Today, the Lammy Review published its final report, building on its initial findings and presenting a series of recommendations to tackle the disparities that ethnic minorities face across various areas of the justice system. I have been grateful for the opportunity to sit on the advisory board of the review, and welcome the spotlight it continues to shine on deep-rooted problems within a system that should be designed on principles of ‘fairness, trust, and shared responsibility’.   

It is encouraging to see that a number of recommendations made in the Lammy Review reflect the Commission’s own work and stance towards issues which challenge progress towards race equality. Across three of our reports – Healing a divided Britain, Is Britain Fairer? and our August 2017 submission to the UN Committee on the Elimination of Racial Discrimination – we have:  

  • called for greater consistency in data collection to ensure that any policy decisions honestly reflect the situation of ethnic minorities and are effective – this was soon followed by a government announcement of a Race Disparity Audit to explore how ethnicity affects the way people are treated by public services. In our submission to the UN Committee on the Elimination of Racial Discrimination we have also called for improved data on victims of racially-motivated hate crime and on mental health of ethnic minorities
  • found that ethnic minorities in police custody were significantly more likely to be physically restrained than White people – this is informing the development of a human rights framework that we will share with regulators and inspectors to ensure that restraints are used proportionately
  • highlighted the lack of ethnic diversity within the judiciary and police forces in England and Wales, recommending transparent and evidence-based recruitment practices that build a pipeline of underrepresented groups. In calling for systematic change in race inequality, we know that leadership and positive role models are essential to inspiring the next generation.

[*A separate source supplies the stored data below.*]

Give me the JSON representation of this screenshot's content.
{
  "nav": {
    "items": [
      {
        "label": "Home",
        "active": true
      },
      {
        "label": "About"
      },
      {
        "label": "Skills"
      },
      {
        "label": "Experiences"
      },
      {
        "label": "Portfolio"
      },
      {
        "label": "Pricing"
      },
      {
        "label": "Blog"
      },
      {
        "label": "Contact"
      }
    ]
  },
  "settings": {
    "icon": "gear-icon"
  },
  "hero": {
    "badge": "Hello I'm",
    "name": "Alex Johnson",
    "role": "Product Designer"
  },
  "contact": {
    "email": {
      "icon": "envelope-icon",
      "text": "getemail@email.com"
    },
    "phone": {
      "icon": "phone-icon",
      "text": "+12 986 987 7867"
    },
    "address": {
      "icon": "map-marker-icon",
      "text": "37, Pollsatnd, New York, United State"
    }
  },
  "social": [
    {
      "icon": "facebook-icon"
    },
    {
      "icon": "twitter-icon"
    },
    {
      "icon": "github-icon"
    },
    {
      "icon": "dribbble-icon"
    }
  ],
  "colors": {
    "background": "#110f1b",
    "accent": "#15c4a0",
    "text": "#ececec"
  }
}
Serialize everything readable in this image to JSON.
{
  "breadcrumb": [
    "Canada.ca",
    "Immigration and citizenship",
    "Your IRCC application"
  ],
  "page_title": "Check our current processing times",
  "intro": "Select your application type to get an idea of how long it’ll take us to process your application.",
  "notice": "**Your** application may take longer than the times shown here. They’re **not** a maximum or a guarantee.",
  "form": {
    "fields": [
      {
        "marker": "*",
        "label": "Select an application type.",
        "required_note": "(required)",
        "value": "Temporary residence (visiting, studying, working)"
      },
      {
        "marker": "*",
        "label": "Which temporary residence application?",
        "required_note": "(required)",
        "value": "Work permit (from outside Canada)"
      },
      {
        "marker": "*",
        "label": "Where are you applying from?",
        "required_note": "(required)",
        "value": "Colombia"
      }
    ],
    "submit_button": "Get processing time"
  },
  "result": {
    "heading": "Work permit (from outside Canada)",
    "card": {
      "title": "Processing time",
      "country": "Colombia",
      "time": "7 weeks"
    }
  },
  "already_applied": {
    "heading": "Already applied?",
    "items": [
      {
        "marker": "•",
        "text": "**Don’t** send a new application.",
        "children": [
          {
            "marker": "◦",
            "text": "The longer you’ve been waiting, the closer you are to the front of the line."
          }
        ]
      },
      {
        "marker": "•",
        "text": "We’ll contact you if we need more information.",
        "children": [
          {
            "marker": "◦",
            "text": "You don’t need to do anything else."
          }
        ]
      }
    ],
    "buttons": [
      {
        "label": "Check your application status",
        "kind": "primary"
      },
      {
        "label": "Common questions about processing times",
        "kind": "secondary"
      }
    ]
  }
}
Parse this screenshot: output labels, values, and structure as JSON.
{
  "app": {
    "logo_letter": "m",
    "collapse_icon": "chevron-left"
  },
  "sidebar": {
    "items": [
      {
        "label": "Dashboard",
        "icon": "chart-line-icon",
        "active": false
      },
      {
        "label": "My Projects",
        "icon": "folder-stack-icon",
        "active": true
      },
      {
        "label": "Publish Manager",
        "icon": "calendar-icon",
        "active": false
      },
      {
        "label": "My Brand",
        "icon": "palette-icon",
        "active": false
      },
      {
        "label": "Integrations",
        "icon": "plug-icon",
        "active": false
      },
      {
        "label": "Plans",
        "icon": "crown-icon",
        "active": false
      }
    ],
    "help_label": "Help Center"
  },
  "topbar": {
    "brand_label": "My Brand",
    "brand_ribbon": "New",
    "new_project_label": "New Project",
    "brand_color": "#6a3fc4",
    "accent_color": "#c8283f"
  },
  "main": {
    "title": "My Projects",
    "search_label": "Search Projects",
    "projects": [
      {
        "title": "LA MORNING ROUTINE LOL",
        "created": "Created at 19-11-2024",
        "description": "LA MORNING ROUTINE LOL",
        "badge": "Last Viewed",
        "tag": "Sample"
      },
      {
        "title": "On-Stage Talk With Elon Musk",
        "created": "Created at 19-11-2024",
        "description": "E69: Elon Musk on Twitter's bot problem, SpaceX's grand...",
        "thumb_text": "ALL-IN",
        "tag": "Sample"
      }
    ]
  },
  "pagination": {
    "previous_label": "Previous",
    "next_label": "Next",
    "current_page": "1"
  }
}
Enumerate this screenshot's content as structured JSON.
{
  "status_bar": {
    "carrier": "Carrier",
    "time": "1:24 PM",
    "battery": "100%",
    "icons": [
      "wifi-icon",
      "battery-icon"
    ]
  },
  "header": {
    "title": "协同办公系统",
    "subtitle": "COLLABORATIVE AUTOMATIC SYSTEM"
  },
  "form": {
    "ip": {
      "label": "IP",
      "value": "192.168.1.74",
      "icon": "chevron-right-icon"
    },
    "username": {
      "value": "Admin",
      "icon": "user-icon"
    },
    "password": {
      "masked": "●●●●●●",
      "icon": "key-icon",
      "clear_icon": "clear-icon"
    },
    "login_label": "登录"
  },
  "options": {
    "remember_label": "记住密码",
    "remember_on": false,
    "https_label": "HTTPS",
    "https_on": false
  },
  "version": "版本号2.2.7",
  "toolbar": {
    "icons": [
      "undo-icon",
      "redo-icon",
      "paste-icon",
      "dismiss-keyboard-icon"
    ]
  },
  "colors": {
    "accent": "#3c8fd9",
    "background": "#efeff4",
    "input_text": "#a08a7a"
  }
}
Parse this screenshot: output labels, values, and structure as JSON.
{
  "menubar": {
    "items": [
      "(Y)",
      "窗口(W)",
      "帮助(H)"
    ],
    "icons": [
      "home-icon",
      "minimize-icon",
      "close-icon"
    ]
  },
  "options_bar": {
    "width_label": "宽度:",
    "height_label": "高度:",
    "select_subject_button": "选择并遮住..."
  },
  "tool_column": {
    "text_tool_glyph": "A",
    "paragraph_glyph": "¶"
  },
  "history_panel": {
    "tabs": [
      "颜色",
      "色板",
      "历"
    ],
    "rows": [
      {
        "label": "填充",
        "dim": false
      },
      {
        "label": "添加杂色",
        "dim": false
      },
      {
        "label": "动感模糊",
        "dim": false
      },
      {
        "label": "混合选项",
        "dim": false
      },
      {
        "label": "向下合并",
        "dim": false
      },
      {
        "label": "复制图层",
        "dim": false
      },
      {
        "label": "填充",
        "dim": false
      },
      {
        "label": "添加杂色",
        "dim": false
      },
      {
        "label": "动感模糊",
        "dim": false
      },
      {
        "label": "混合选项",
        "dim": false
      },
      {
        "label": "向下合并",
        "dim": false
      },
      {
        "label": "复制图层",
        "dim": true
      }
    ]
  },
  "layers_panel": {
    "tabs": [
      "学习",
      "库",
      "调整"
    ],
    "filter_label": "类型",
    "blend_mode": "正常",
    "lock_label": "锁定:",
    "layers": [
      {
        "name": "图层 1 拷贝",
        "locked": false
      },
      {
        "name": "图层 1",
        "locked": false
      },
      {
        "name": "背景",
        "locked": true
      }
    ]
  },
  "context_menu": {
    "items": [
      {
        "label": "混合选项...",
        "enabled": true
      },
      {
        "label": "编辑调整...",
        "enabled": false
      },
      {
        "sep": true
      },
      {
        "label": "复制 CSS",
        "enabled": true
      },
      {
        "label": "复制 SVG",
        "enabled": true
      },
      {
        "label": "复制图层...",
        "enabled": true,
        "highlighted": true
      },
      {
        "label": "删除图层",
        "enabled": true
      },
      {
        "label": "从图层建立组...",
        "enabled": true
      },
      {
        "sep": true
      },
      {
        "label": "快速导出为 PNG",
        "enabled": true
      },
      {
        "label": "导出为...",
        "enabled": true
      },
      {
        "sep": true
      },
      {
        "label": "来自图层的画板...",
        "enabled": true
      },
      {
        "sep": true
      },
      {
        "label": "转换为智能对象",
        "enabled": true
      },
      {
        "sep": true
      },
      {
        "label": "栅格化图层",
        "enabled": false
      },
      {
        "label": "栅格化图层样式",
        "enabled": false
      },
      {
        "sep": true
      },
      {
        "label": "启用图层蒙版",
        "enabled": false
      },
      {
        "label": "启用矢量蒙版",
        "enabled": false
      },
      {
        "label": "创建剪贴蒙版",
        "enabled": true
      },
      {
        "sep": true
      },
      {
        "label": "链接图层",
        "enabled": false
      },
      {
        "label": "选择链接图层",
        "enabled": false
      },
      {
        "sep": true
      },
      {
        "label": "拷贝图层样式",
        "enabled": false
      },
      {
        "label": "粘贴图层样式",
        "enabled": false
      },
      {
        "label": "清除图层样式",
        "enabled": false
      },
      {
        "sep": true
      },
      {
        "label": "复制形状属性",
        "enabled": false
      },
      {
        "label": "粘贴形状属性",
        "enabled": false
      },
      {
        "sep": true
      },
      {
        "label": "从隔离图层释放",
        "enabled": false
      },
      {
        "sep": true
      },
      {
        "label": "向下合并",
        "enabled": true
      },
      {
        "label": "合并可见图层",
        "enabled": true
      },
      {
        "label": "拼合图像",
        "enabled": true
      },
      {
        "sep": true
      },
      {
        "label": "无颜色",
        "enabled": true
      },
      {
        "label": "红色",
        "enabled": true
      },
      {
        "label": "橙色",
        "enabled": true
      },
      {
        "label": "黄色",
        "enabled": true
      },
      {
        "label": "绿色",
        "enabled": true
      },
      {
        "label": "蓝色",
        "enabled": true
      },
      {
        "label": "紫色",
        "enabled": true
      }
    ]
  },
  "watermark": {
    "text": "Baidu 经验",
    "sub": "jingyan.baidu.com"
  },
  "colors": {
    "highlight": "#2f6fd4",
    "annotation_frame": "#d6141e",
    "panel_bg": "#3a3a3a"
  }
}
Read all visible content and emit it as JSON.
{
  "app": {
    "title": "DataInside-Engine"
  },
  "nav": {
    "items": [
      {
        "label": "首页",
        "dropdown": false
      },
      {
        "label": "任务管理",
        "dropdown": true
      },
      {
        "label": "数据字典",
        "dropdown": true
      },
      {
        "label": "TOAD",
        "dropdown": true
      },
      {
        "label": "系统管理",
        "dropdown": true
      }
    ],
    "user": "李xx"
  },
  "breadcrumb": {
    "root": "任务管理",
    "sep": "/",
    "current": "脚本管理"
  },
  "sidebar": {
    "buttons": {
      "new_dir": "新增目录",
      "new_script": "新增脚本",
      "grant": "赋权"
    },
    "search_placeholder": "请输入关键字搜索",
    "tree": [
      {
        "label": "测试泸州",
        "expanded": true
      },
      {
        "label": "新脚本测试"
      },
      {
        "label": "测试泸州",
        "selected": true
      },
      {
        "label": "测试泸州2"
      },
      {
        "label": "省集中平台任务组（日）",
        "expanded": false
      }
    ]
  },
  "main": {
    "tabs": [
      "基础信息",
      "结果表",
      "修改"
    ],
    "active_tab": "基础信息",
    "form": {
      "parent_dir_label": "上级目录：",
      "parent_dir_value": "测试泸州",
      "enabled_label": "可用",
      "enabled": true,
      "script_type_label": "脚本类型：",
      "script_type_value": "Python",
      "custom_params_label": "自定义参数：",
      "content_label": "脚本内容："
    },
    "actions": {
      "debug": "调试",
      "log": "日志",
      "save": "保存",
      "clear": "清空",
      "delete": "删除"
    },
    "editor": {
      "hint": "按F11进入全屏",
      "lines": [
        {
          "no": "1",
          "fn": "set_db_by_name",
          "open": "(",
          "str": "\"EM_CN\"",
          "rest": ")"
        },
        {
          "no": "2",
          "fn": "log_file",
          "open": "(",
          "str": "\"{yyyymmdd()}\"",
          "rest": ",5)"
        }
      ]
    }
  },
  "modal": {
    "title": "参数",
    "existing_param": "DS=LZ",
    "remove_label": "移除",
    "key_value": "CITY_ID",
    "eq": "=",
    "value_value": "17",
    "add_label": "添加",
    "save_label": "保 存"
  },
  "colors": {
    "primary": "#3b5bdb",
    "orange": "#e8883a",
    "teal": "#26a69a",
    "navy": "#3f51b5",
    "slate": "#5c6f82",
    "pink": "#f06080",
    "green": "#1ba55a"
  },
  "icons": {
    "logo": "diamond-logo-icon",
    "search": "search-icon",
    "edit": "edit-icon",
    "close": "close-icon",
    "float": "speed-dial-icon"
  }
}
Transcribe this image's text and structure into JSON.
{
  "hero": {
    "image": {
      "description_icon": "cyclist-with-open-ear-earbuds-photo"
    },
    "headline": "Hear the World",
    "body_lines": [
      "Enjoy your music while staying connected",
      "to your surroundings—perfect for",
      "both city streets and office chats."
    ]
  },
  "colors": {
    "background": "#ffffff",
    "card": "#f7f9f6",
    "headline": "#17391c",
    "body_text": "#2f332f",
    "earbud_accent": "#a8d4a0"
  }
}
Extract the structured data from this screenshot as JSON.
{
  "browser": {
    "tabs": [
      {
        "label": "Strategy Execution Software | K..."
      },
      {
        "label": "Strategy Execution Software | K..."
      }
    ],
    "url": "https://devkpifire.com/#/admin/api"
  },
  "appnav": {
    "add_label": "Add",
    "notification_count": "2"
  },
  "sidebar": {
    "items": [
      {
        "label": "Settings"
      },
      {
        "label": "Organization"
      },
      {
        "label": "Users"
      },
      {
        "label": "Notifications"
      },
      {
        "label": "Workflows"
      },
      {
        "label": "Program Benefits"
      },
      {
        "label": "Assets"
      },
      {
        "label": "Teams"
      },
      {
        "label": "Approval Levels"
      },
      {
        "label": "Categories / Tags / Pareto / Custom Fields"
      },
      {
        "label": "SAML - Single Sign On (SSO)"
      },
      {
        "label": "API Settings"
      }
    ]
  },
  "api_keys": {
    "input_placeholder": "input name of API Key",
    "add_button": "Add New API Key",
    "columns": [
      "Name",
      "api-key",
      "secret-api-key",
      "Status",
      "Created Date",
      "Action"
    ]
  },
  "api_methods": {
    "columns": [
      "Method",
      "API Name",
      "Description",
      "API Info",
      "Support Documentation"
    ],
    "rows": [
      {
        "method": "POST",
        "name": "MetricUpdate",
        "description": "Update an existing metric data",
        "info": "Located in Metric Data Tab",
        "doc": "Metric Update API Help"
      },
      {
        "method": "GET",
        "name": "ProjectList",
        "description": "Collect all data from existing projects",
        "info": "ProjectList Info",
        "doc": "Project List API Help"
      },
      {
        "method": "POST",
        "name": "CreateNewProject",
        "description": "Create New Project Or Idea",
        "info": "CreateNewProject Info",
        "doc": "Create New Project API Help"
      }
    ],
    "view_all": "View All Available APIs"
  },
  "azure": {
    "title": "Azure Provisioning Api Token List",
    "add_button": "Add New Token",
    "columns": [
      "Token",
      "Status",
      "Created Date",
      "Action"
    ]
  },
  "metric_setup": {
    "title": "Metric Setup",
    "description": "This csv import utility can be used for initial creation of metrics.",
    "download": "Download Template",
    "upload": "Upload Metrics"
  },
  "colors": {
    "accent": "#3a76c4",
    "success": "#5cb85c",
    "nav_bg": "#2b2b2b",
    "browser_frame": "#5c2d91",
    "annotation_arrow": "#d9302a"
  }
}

The review also recommends innovative interventions such as ‘deferred’ prosecutions that would give defendants an opportunity for targeted rehabilitation instead of immediately entering a plea, as well as giving local communities and families a role in the administration of youth justice. Similar models seem to be working in other parts of the world and deserve to be considered in this country.  

As the findings from our biggest review into race inequality, Healing a divided Britain, show, Black people and other ethnic minorities are not only subject to disadvantage in the criminal justice system, but also in education, employment, income, living standards and healthcare – areas which fundamentally determine people’s life chances. They also experience much more hate crime. Higher rates of exclusions from school, increased likelihoods of being stopped and searched by UK police, and entrenched social prejudice all point to a far greater problem that does not simply begin at the point of custody.

The quest for racial equality, therefore, begins at a grassroots level – recognising the interrelationship between different elements of people’s lives means that we will be better placed to address the drivers that lead to the current ‘them and us’ culture in the criminal justice system.

Striving for racial equality is not just an issue for those who are directly affected by it; divisions can only be healed when ‘we’, as a community, identify the problems and work together on solutions. The Lammy Review, although offering a bleak picture of our criminal justice system, has provided deep and valuable insight into one area of life experienced by Black people and ethnic minorities. We hope, however, that it will feed into a much more comprehensive race strategy that also takes into account other areas in which ethnic minorities experience setback – only then will we see change that is monumental, sustainable and highly effective.